Но книгой, оказавшей решающее влияние на Горика, ставшей надолго его заветным талисманом, был «Фауст» Гёте. Когда он читал первые сцены этой философской сказки, ему показалось, что вот только теперь он стал жить, он раньше всегда чего-то ждал, он раньше всегда, читая с жадной беспорядочностью, искал какого-то решающего слова — наконец оно пришло. Захваченный поэтическим впечатлением, он воспринимал читаемое не как сказку, а как летопись. В комнате горел камин. Пламя было яркое. Гребни и острия огня казались ему живыми. Приобрести власть надо всем? Приобрести сразу, одним росчерком пера, власть превращенья, власть перевоплощения? Но чего же можно желать еще больше? Он оторвался на минутку от чаровнической книги, подошел к огню, и, смотря на пляску пламеней, томился неудержимым желанием немедленно написать договор с Дьяволом. Он засучил рукав и стал раздумывать, в каком месте лучше разрезать руку, чтобы написать роковые слова своею кровью.

Его удержал от этого поступка неожиданный приход Игоря, которому нужно было взять какую-то книгу. Когда Игорь через минуту ушел, Горику захотелось не писать кровью договор с Дьяволом, а читать «Фауста» дальше. Когда же он прочел драму целиком, он нашел своему поэтическому переживанию совсем иной исход. Он отдался мечтам и мыслям и начал писать стихи.

Обнять всю полноту знания и чувства. Охватить своею видящею мыслью весь мир, находящийся в беспрерывном творчестве. Не знать преград своему хотенью. Проникать все дальше в тайны жизни и вещества. Что может быть желаннее? Человеческая воля может достигать всего.

Старинное сказание о напряженно мыслящем и горячо хотящем волшебнике, опрокинувшем все рамки условного и, несмотря на паденья, вопреки заблуждениям мыслью своей расшифровывающем каждое марево и достигающем задуманного, заворожило юную душу и повело ее по сложным внутренним путям.

Immer hoher muo ich stеigen, Immer weiter muo iсh sсhаu'n.

Эти две строки Гёте загорелись как два самоцвета в юной мысли. Горик, прочтя их, тотчас же захотел перевести их на русский язык. Подчиняясь ритму подлинника, он сказал про себя:

Должен я всходить все выше, Должен я смотреть все дальше.

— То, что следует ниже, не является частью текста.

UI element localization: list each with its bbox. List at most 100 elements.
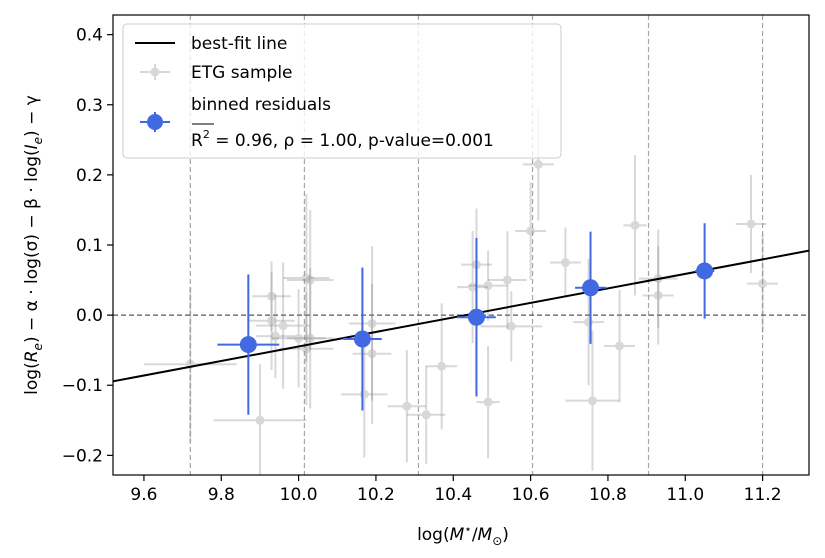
y-tick-label: 0.4 <box>76 26 103 46</box>
legend-stats-r: R <box>191 131 203 151</box>
etg-point <box>406 365 446 464</box>
y-axis-label: log(Re) − α · log(σ) − β · log(Ie) − γ <box>22 95 45 395</box>
etg-marker <box>533 159 543 169</box>
legend-stats: R2 = 0.96, ρ = 1.00, p-value=0.001 <box>191 128 494 151</box>
legend-label-binned: binned residuals <box>191 95 331 115</box>
y-label-part: ) − γ <box>22 95 42 137</box>
x-tick-label: 9.6 <box>130 485 157 505</box>
x-label-part: / <box>472 525 478 545</box>
etg-marker <box>301 344 311 354</box>
legend-stats-sup: 2 <box>203 128 210 141</box>
x-tick-label: 11.0 <box>666 485 704 505</box>
etg-marker <box>294 333 304 343</box>
y-tick-label: 0.1 <box>76 236 103 256</box>
x-label-part: ⊙ <box>492 534 502 548</box>
etg-marker <box>278 321 288 331</box>
x-axis-label: log(M⋆/M⊙) <box>417 522 509 548</box>
y-tick-label: 0.2 <box>76 166 103 186</box>
etg-point <box>352 283 392 424</box>
binned-marker <box>582 279 600 297</box>
etg-marker <box>270 331 280 341</box>
binned-point <box>575 231 606 344</box>
binned-point <box>343 267 382 411</box>
legend: best-fit line ETG sample binned residual… <box>122 23 562 159</box>
etg-marker <box>483 281 493 291</box>
etg-point <box>248 271 295 370</box>
etg-marker <box>437 361 447 371</box>
etg-marker <box>305 275 315 285</box>
binned-marker <box>239 336 257 354</box>
etg-marker <box>402 401 412 411</box>
binned-marker <box>696 262 714 280</box>
best-fit-series <box>112 249 810 383</box>
etg-point <box>271 289 326 388</box>
etg-marker <box>359 389 369 399</box>
etg-marker <box>255 415 265 425</box>
etg-point <box>387 350 427 463</box>
etg-point <box>426 303 458 430</box>
x-tick-label: 10.0 <box>280 485 318 505</box>
binned-point <box>217 274 280 415</box>
etg-marker <box>502 275 512 285</box>
etg-marker <box>506 321 516 331</box>
etg-point <box>480 291 543 362</box>
binned-marker <box>467 308 485 326</box>
etg-marker <box>630 220 640 230</box>
etg-point <box>549 227 581 298</box>
etg-marker <box>301 273 311 283</box>
etg-point <box>623 155 647 296</box>
x-tick-label: 10.4 <box>434 485 472 505</box>
y-tick-label: 0.3 <box>76 96 103 116</box>
x-tick-label: 10.8 <box>589 485 627 505</box>
etg-marker <box>758 279 768 289</box>
y-label-part: log( <box>22 362 42 395</box>
etg-point <box>252 261 291 332</box>
etg-point <box>488 230 527 330</box>
etg-marker <box>483 397 493 407</box>
etg-point <box>468 250 508 321</box>
etg-marker <box>468 282 478 292</box>
etg-marker <box>305 333 315 343</box>
etg-point <box>515 181 547 281</box>
etg-point <box>735 174 767 274</box>
y-tick-label: −0.2 <box>62 446 103 466</box>
legend-etg-swatch <box>140 64 170 80</box>
etg-point <box>287 209 334 351</box>
etg-point <box>565 330 620 471</box>
y-label-part: e <box>31 343 45 350</box>
etg-marker <box>746 219 756 229</box>
binned-point <box>457 237 496 397</box>
etg-marker <box>267 291 277 301</box>
legend-box <box>122 23 562 159</box>
x-label-part: ) <box>502 525 509 545</box>
etg-point <box>213 364 307 475</box>
best-fit-line <box>112 249 810 383</box>
legend-bin-swatch <box>140 112 170 132</box>
y-tick-label: 0.0 <box>76 306 103 326</box>
etg-point <box>256 262 311 389</box>
etg-marker <box>526 226 536 236</box>
etg-point <box>283 193 330 363</box>
etg-point <box>604 289 635 403</box>
legend-label-fit: best-fit line <box>191 34 287 54</box>
binned-point <box>694 223 715 319</box>
y-label-part: ) − α · log(σ) − β · log( <box>22 149 42 343</box>
x-label-part: M <box>450 525 465 545</box>
etg-marker <box>653 290 663 300</box>
y-tick-label: −0.1 <box>62 376 103 396</box>
etg-marker <box>421 410 431 420</box>
legend-label-etg: ETG sample <box>191 63 293 83</box>
legend-stats-rest: = 0.96, ρ = 1.00, p-value=0.001 <box>210 131 494 151</box>
etg-marker <box>367 319 377 329</box>
etg-point <box>642 246 674 345</box>
etg-point <box>287 268 334 409</box>
y-label-part: R <box>22 350 42 362</box>
etg-marker <box>367 349 377 359</box>
x-label-part: ⋆ <box>464 522 472 536</box>
etg-point <box>747 234 779 333</box>
etg-marker <box>560 258 570 268</box>
etg-marker <box>267 316 277 326</box>
x-tick-label: 11.2 <box>744 485 782 505</box>
x-axis-ticks: 9.6 9.8 10.0 10.2 10.4 10.6 10.8 11.0 11.2 <box>130 475 782 505</box>
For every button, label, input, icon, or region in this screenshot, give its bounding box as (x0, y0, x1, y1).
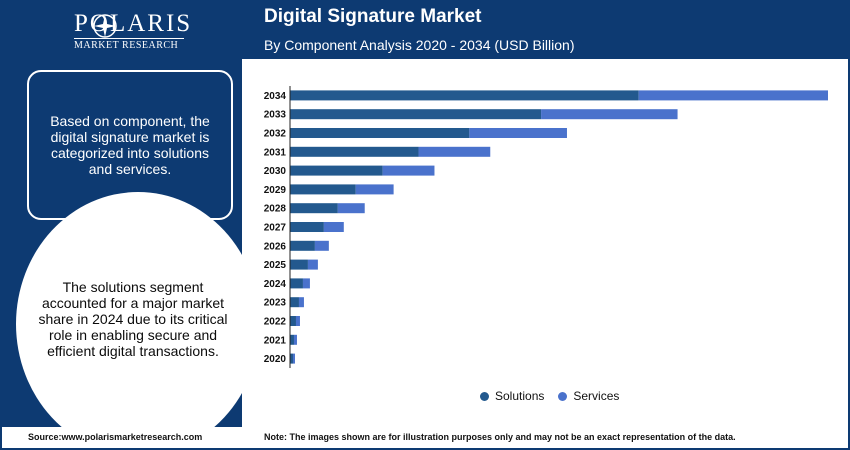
legend-swatch-solutions (480, 391, 489, 401)
tick-label-2026: 2026 (264, 241, 287, 252)
bar-solutions-2032 (290, 128, 470, 138)
brand-divider (74, 38, 184, 39)
bar-solutions-2025 (290, 259, 308, 270)
bar-solutions-2033 (290, 109, 542, 120)
tick-label-2029: 2029 (264, 185, 287, 196)
left-panel: POLARIS MARKET RESEARCH Based on compone… (2, 2, 242, 427)
legend-item-solutions: Solutions (480, 389, 544, 403)
bar-solutions-2031 (290, 146, 419, 157)
legend-label-solutions: Solutions (495, 389, 545, 403)
bar-solutions-2030 (290, 165, 383, 176)
tick-label-2020: 2020 (264, 354, 287, 365)
tick-label-2032: 2032 (264, 129, 287, 140)
bar-services-2031 (418, 146, 491, 157)
disclaimer-note: Note: The images shown are for illustrat… (264, 432, 736, 442)
tick-label-2022: 2022 (264, 317, 287, 328)
legend-swatch-services (558, 391, 568, 401)
decorative-curve (16, 192, 242, 427)
bar-solutions-2022 (290, 316, 296, 326)
tick-label-2030: 2030 (264, 166, 287, 177)
bar-services-2030 (382, 165, 435, 176)
tick-label-2034: 2034 (264, 91, 287, 102)
bar-solutions-2023 (290, 297, 299, 308)
bar-services-2025 (307, 259, 318, 270)
info-box-text: Based on component, the digital signatur… (50, 113, 210, 177)
bar-solutions-2026 (290, 240, 315, 251)
info-box: Based on component, the digital signatur… (27, 70, 233, 220)
bar-services-2024 (302, 278, 310, 289)
bar-solutions-2027 (290, 222, 324, 232)
bar-services-2021 (293, 334, 297, 345)
chart-title: Digital Signature Market (264, 6, 482, 27)
tick-label-2028: 2028 (264, 204, 287, 215)
brand-name: POLARIS (74, 10, 193, 37)
legend-item-services: Services (558, 389, 619, 403)
bar-services-2032 (469, 128, 567, 138)
chart-legend: Solutions Services (480, 389, 619, 403)
tick-label-2027: 2027 (264, 223, 287, 234)
chart-subtitle: By Component Analysis 2020 - 2034 (USD B… (264, 37, 575, 53)
bar-solutions-2024 (290, 278, 303, 289)
circle-bubble (16, 192, 242, 427)
tick-label-2033: 2033 (264, 110, 287, 121)
bar-services-2022 (295, 316, 300, 326)
bar-services-2023 (298, 297, 304, 308)
bar-chart: 2034 2033 2032 2031 2030 2029 2028 2027 2026 2025… (264, 86, 828, 368)
bar-services-2029 (355, 184, 394, 195)
bar-solutions-2028 (290, 203, 338, 214)
tick-label-2031: 2031 (264, 147, 287, 158)
source-credit: Source:www.polarismarketresearch.com (28, 432, 203, 442)
header-bar (242, 2, 848, 59)
brand-tagline: MARKET RESEARCH (74, 40, 179, 51)
circle-callout: The solutions segment accounted for a ma… (38, 254, 228, 384)
bar-services-2033 (541, 109, 678, 120)
bar-services-2026 (314, 240, 329, 251)
bar-services-2027 (323, 222, 344, 232)
bar-solutions-2021 (290, 334, 294, 345)
legend-label-services: Services (573, 389, 620, 403)
bar-services-2020 (292, 353, 295, 364)
compass-star-icon (93, 14, 117, 38)
bar-solutions-2029 (290, 184, 356, 195)
tick-label-2025: 2025 (264, 260, 287, 271)
bar-solutions-2020 (290, 353, 293, 364)
tick-label-2021: 2021 (264, 335, 287, 346)
circle-callout-text: The solutions segment accounted for a ma… (38, 279, 228, 359)
tick-label-2024: 2024 (264, 279, 287, 290)
bar-solutions-2034 (290, 90, 639, 101)
bar-services-2034 (638, 90, 828, 101)
tick-label-2023: 2023 (264, 298, 287, 309)
bar-services-2028 (337, 203, 365, 214)
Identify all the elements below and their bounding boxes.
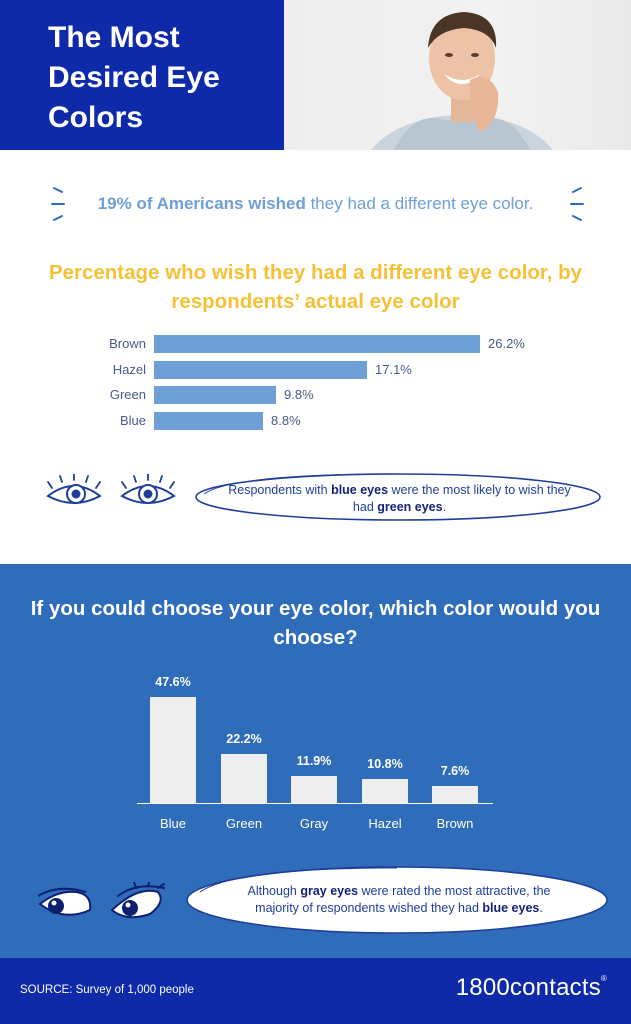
chart1-value-label: 26.2% (488, 336, 525, 351)
chart2-value-label: 47.6% (155, 675, 191, 689)
callout-oval (195, 473, 601, 521)
open-eye-icon (120, 474, 176, 504)
chart1-bar (154, 360, 367, 379)
chart2-category-label: Green (225, 816, 263, 831)
chart2-title: If you could choose your eye color, whic… (30, 597, 601, 649)
chart2-value-label: 11.9% (296, 754, 332, 768)
chart2-bar (150, 697, 196, 803)
chart2-bar (291, 776, 337, 803)
header-title-panel: The Most Desired Eye Colors (0, 0, 284, 150)
chart1-bar (154, 411, 263, 430)
chart2-bar (221, 754, 267, 803)
chart2-category-label: Hazel (368, 816, 402, 831)
callout1-text: Respondents with blue eyes were the most… (228, 483, 571, 514)
chart1-title: Percentage who wish they had a different… (48, 261, 583, 313)
callout-blue-eyes: Respondents with blue eyes were the most… (192, 470, 604, 524)
man-laughing-illustration (371, 12, 553, 150)
chart2-value-label: 22.2% (226, 732, 262, 746)
chart1-category-label: Green (109, 387, 146, 402)
chart1-value-label: 8.8% (271, 412, 301, 428)
source-note: SOURCE: Survey of 1,000 people (20, 984, 194, 996)
chart2-category-label: Gray (299, 816, 329, 831)
stat-rest: they had a different eye color. (305, 194, 534, 213)
chart1-category-label: Brown (109, 336, 146, 351)
chart2-value-label: 7.6% (440, 764, 470, 778)
callout-oval (186, 866, 608, 934)
chart1-category-label: Blue (119, 412, 146, 428)
chart1-bar (154, 386, 276, 404)
header-photo (284, 0, 631, 150)
chart2-bar (432, 786, 478, 803)
footer: SOURCE: Survey of 1,000 people 1800conta… (0, 958, 631, 1024)
chart1-bar (154, 335, 480, 353)
chart2-bar (362, 779, 408, 803)
chart1-value-label: 9.8% (284, 387, 314, 402)
emphasis-marks-left-icon (51, 187, 65, 221)
chart2-baseline (137, 803, 493, 804)
side-eye-icon (110, 882, 165, 919)
section-choose-eye-color: If you could choose your eye color, whic… (0, 564, 631, 958)
callout-gray-eyes: Although gray eyes were rated the most a… (184, 864, 610, 936)
header: The Most Desired Eye Colors (0, 0, 631, 150)
stat-statement: 19% of Americans wished they had a diffe… (0, 194, 631, 214)
callout2-text: Although gray eyes were rated the most a… (247, 884, 551, 915)
chart2-category-label: Brown (436, 816, 474, 831)
stat-bold: 19% of Americans wished (97, 194, 306, 213)
chart1-value-label: 17.1% (375, 361, 412, 377)
emphasis-marks-right-icon (570, 187, 584, 221)
chart1-category-label: Hazel (112, 361, 146, 377)
section-different-eye-color: 19% of Americans wished they had a diffe… (0, 150, 631, 564)
chart2-category-label: Blue (159, 816, 187, 831)
open-eye-icon (46, 474, 102, 504)
side-eye-icon (37, 887, 92, 916)
brand-logo[interactable]: 1800contacts® (455, 974, 607, 1001)
page-title: The Most Desired Eye Colors (48, 21, 220, 134)
chart2-value-label: 10.8% (367, 757, 403, 771)
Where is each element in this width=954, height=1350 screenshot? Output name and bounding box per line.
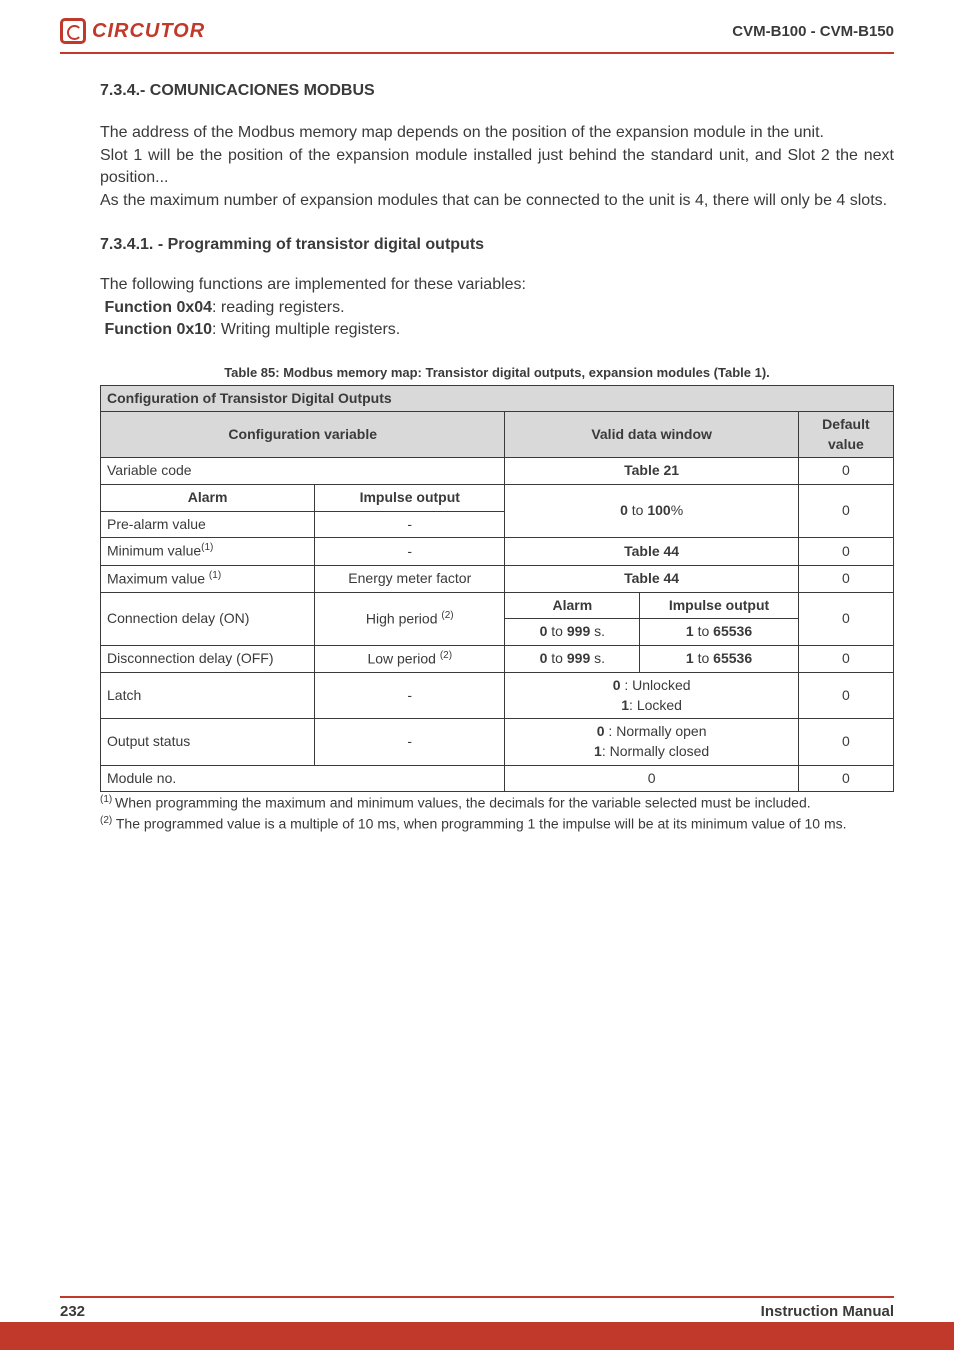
cell: -	[315, 538, 505, 565]
table-row: Alarm Impulse output 0 to 100% 0	[101, 485, 894, 512]
table-row: Maximum value (1) Energy meter factor Ta…	[101, 565, 894, 592]
table-row: Module no. 0 0	[101, 765, 894, 792]
cell: Table 44	[505, 538, 798, 565]
table-row: Variable code Table 21 0	[101, 458, 894, 485]
cell: 1 to 65536	[640, 645, 799, 672]
section-title: 7.3.4.- COMUNICACIONES MODBUS	[100, 80, 894, 102]
table-row: Latch - 0 : Unlocked1: Locked 0	[101, 673, 894, 719]
sub-header: Alarm	[505, 592, 640, 619]
paragraph: As the maximum number of expansion modul…	[100, 190, 894, 212]
function-line: Function 0x10: Writing multiple register…	[100, 319, 894, 341]
table-row: Connection delay (ON) High period (2) Al…	[101, 592, 894, 619]
modbus-table: Configuration of Transistor Digital Outp…	[100, 385, 894, 792]
cell: 0	[798, 765, 893, 792]
cell: Energy meter factor	[315, 565, 505, 592]
footer-rule	[60, 1296, 894, 1298]
page-content: 7.3.4.- COMUNICACIONES MODBUS The addres…	[0, 54, 954, 833]
cell: -	[315, 673, 505, 719]
col-header: Configuration variable	[101, 412, 505, 458]
footer-bar	[0, 1322, 954, 1350]
cell: Module no.	[101, 765, 505, 792]
function-desc: : reading registers.	[212, 299, 345, 316]
function-desc: : Writing multiple registers.	[212, 321, 400, 338]
function-line: Function 0x04: reading registers.	[100, 297, 894, 319]
document-code: CVM-B100 - CVM-B150	[732, 23, 894, 40]
cell: 0	[798, 719, 893, 765]
cell: Minimum value(1)	[101, 538, 315, 565]
cell: Pre-alarm value	[101, 511, 315, 538]
cell: Table 44	[505, 565, 798, 592]
cell: Disconnection delay (OFF)	[101, 645, 315, 672]
table-row: Output status - 0 : Normally open1: Norm…	[101, 719, 894, 765]
paragraph: The address of the Modbus memory map dep…	[100, 122, 894, 144]
function-label: Function 0x04	[104, 299, 212, 316]
cell: High period (2)	[315, 592, 505, 645]
cell: -	[315, 511, 505, 538]
logo-text: CIRCUTOR	[92, 20, 205, 43]
col-header: Default value	[798, 412, 893, 458]
sub-header: Alarm	[101, 485, 315, 512]
cell: 0	[798, 485, 893, 538]
cell: 0	[798, 592, 893, 645]
cell: Low period (2)	[315, 645, 505, 672]
logo: CIRCUTOR	[60, 18, 205, 44]
page-number: 232	[60, 1303, 85, 1320]
footnote: (1) When programming the maximum and min…	[100, 793, 894, 813]
cell: Variable code	[101, 458, 505, 485]
cell: 1 to 65536	[640, 619, 799, 646]
cell: Connection delay (ON)	[101, 592, 315, 645]
logo-icon	[60, 18, 86, 44]
col-header: Valid data window	[505, 412, 798, 458]
cell: 0	[505, 765, 798, 792]
cell: 0 to 999 s.	[505, 645, 640, 672]
footnote: (2) The programmed value is a multiple o…	[100, 814, 894, 834]
cell: 0	[798, 458, 893, 485]
function-label: Function 0x10	[104, 321, 212, 338]
table-row: Disconnection delay (OFF) Low period (2)…	[101, 645, 894, 672]
paragraph: Slot 1 will be the position of the expan…	[100, 145, 894, 190]
subsection-title: 7.3.4.1. - Programming of transistor dig…	[100, 234, 894, 256]
page-footer: 232 Instruction Manual	[0, 1303, 954, 1320]
table-row: Minimum value(1) - Table 44 0	[101, 538, 894, 565]
cell: Output status	[101, 719, 315, 765]
cell: Latch	[101, 673, 315, 719]
table-title: Configuration of Transistor Digital Outp…	[101, 385, 894, 412]
sub-header: Impulse output	[640, 592, 799, 619]
sub-header: Impulse output	[315, 485, 505, 512]
cell: 0	[798, 645, 893, 672]
cell: Table 21	[505, 458, 798, 485]
table-header-row: Configuration variable Valid data window…	[101, 412, 894, 458]
table-title-row: Configuration of Transistor Digital Outp…	[101, 385, 894, 412]
cell: Maximum value (1)	[101, 565, 315, 592]
cell: 0	[798, 538, 893, 565]
table-caption: Table 85: Modbus memory map: Transistor …	[100, 364, 894, 382]
cell: 0 : Normally open1: Normally closed	[505, 719, 798, 765]
paragraph: The following functions are implemented …	[100, 274, 894, 296]
cell: 0 to 999 s.	[505, 619, 640, 646]
footer-label: Instruction Manual	[761, 1303, 894, 1320]
cell: 0	[798, 565, 893, 592]
cell: 0 to 100%	[505, 485, 798, 538]
cell: 0 : Unlocked1: Locked	[505, 673, 798, 719]
cell: -	[315, 719, 505, 765]
page-header: CIRCUTOR CVM-B100 - CVM-B150	[0, 0, 954, 52]
cell: 0	[798, 673, 893, 719]
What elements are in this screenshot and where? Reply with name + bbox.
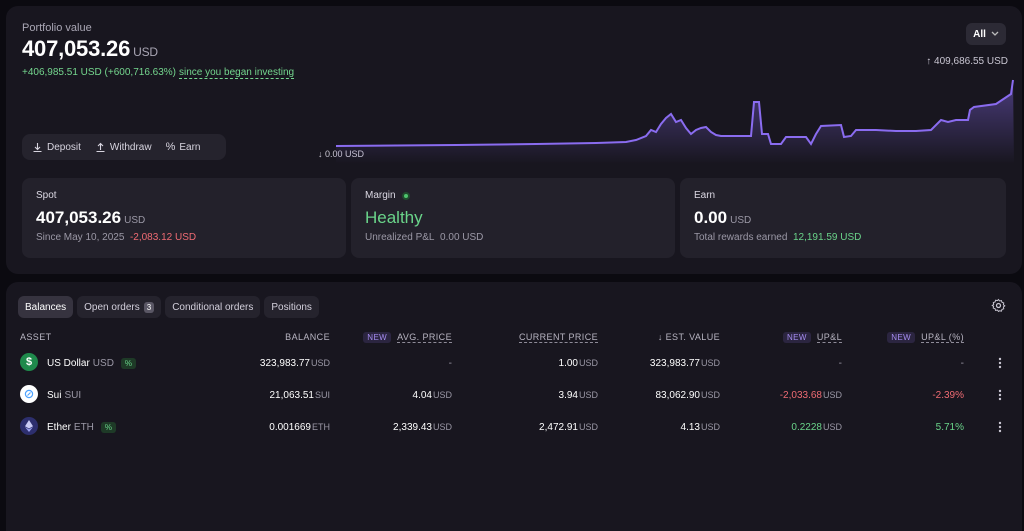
new-badge: NEW <box>887 332 916 343</box>
open-orders-count-badge: 3 <box>143 301 155 313</box>
portfolio-label: Portfolio value <box>22 22 92 34</box>
download-icon <box>33 142 42 152</box>
table-row[interactable]: Sui SUI 21,063.51SUI 4.04USD 3.94USD 83,0… <box>6 382 1022 410</box>
earn-button[interactable]: % Earn <box>165 141 201 153</box>
upl-cell: 0.2228USD <box>791 422 842 433</box>
margin-card[interactable]: Margin Healthy Unrealized P&L 0.00 USD <box>351 178 675 258</box>
arrow-up-icon: ↑ <box>926 56 935 67</box>
kebab-icon[interactable] <box>998 421 1002 433</box>
est-value-cell: 323,983.77USD <box>649 358 720 369</box>
withdraw-button[interactable]: Withdraw <box>95 142 152 153</box>
col-est-value[interactable]: ↓ EST. VALUE <box>657 332 720 342</box>
dollar-icon: $ <box>20 353 38 371</box>
arrow-down-icon: ↓ <box>318 149 326 159</box>
asset-name: Sui SUI <box>47 390 82 401</box>
est-value-cell: 83,062.90USD <box>655 390 720 401</box>
spot-title: Spot <box>36 190 57 201</box>
upl-pct-cell: - <box>960 358 964 369</box>
chevron-down-icon <box>991 31 999 36</box>
col-current-price[interactable]: CURRENT PRICE <box>518 332 598 343</box>
margin-status: Healthy <box>365 208 423 227</box>
current-price-cell: 2,472.91USD <box>539 422 598 433</box>
earn-percent-badge: % <box>120 358 137 369</box>
tab-balances[interactable]: Balances <box>18 296 74 318</box>
tab-conditional-orders[interactable]: Conditional orders <box>165 296 261 318</box>
upload-icon <box>96 142 105 152</box>
deposit-button[interactable]: Deposit <box>32 142 81 153</box>
status-dot-icon <box>401 191 410 200</box>
earn-card[interactable]: Earn 0.00 USD Total rewards earned 12,191… <box>680 178 1006 258</box>
margin-title: Margin <box>365 190 661 201</box>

Но верный инстинкт подсказал ему, что, если немного видоизменить размер, выразительность подлинника может быть лучше передана. И он записал:

Все выше я должен всходить, Все дальше я должен смотреть.

8

Запечатленный рудник раскрылся. Стихи пришли. Откуда приходят напевные строки? Из чего ткутся стихи? Как возникает эта жажда и способность выразить чувство и мысль в коротких строках, расцвеченных рифмой? Эти строки живут и переливаются, а звучащие их окончания так же впадают одно в другое с легким звоном и утоленьем для слуха, как малые воды ручейка с тихим звоном журчат при каждом изменении малого русла, при каждой новой излучине.

Отчего ты поешь и должна петь, новая творческая душа? Оттого ли, что старшие братья, жившие прежде, многие годы тому назад, столетия, тысячелетия тому назад, обладали победительным голосом и так звонко пропели свою любовь, паденье и мудрость, что в пещерах веков должно рождаться эхо, и судьба велела новой творческой душе быть звонким откликом того, что, живя, жило воистину, тех, кто, любя, любил любящей любовью, любленьем одевая любимую в цветущие звездные гроздья времени и вечности?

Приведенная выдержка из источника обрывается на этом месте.